By contrast, affectingly, the women do find themselves briefly overwhelmed over Freeman’s Thisbe. It’s a quite stunning coup, and the smart court – even Theseus – are overawed by the Rude Mechanicals’ rough magic..

It’s now that David Moorst’s Philostrate turns Puck, with a truculent Lancastrian vibe and gleeful chuckle whilst suspended upside down. He ad-libs pushing through the audience (there’s much of this) ‘Londoners’. Though on this night someone quips back ‘I’m Irish’. Like many of the supporting cast, Moorst puts himself through the slings and rings of outrageous set design, and triumphs.

Moorst’s Puck takes time to express glee at things falling out better than (now) Titania could have imagined, and manages a fascinated uh-oh when his mistaken eyelid-streaking comes to light. But isn’t entirely repentant. His relationship with Christie isn’t the frequent threats-and-violence one with Oberon, but quiet dread, a banishment.

Chris and Christie revel in reversed speeches: Christie’s now commanding, voluble, threatening. It’s Chris who’ll not surrender the little boy, though when he declares the mother ‘was a votress of my order’ and ‘gossiped by my side’ you realize not every last detail can fit. But that’s a niggle where everything else does so convincingly.
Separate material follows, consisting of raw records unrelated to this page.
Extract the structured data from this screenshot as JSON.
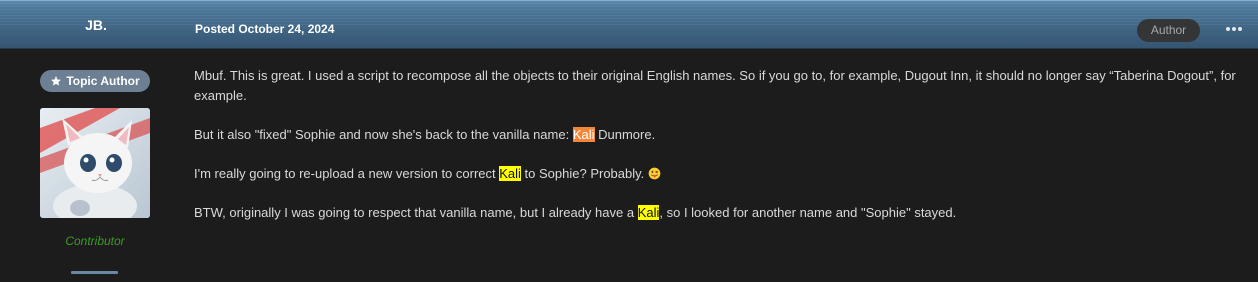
{
  "header": {
    "author_name": "JB.",
    "posted": "Posted October 24, 2024",
    "author_badge": "Author",
    "more_icon": "ellipsis-icon"
  },
  "author_panel": {
    "topic_author_label": "Topic Author",
    "topic_author_icon": "star-icon",
    "avatar": "kitten-astronaut-avatar",
    "group_title": "Contributor"
  },
  "post": {
    "p1": "Mbuf. This is great. I used a script to recompose all the objects to their original English names. So if you go to, for example, Dugout Inn, it should no longer say “Taberina Dogout”, for example.",
    "p2_before": "But it also \"fixed\" Sophie and now she's back to the vanilla name: ",
    "p2_highlight": "Kali",
    "p2_after": " Dunmore.",
    "p3_before": "I'm really going to re-upload a new version to correct ",
    "p3_highlight": "Kali",
    "p3_after": " to Sophie? Probably. ",
    "p3_emoji": "tongue-out-emoji-icon",
    "p4_before": "BTW, originally I was going to respect that vanilla name, but I already have a ",
    "p4_highlight": "Kali",
    "p4_after": ", so I looked for another name and \"Sophie\" stayed."
  },
  "colors": {
    "highlight_orange": "#f2873a",
    "highlight_yellow": "#ffff00",
    "group_green": "#3e9a2b",
    "header_blue": "#4f7a9b"
  }
}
Chris’ waking to Animashaun’s charms sets that other translation in riotous train, ending up in a shared bubble bath, hilarious and touching. It’s here that details count. Chipo Kureya’s Peaseblossom is visibly flummoxed by Bottom’s advances, and later on Puck plays enough with his potent violets to cause both young couples to brush with a same-sex kiss, something they (or rather the men) blink away later. And Chris’s appalled awakening and ‘I Can See Clearly Now’ as Christie reclaims him joyously is just a fleeting moment others build entire productions on.

It’s this ghosting of events in waking Athens that suggests so brilliantly the three couples undergo lasting transformation. A puckish brush of that herb and each of the same sex even briefly kiss – and there’s a memory. If indeed they’ve slumbered here, they never quite come out of their dream. And not just the quartet, as a prone Animashaun floats spectrally overhead to brush Chris’s remembrance. Christie’s Hippolyta glints with magical knowledge. Patriarchy’s claims are set aside. Egeus is flummoxed.

Amongst other details we even get thumbnails of the rejected wedding entertainments as Athens’ Got Talent lights on our favourite team.

Christie provides the set with beds, a dream choice of a central green stage flecked with flowers, and satellite promontories, as well as slings for gyrating fairies to fly round like comets: Arlene Philips is movement director and wreaks wonders; not even the Bridge has seen anything like this. Bruno Poet’s lighting balletically poises highlights from a bleak pristine Athens centre-stage to more tenebrous planetary eclipses and haloes. Paul Arditti’s sound involves voice-throwing and a capacity to hush effects as well as start an auditory riot. Grant Olding’s score mainly melds with the famous sampling of pop, memorably ‘I Can See Clearly Now’ and group hug snatches.

Stills from Brook’s production as well as a complete audio serve to remind us of that landmark 1970 production. This surely is the greatest production since then, which though paying it homage enjoys a completely fresh, convincing rationale that will change the way we see this play forever.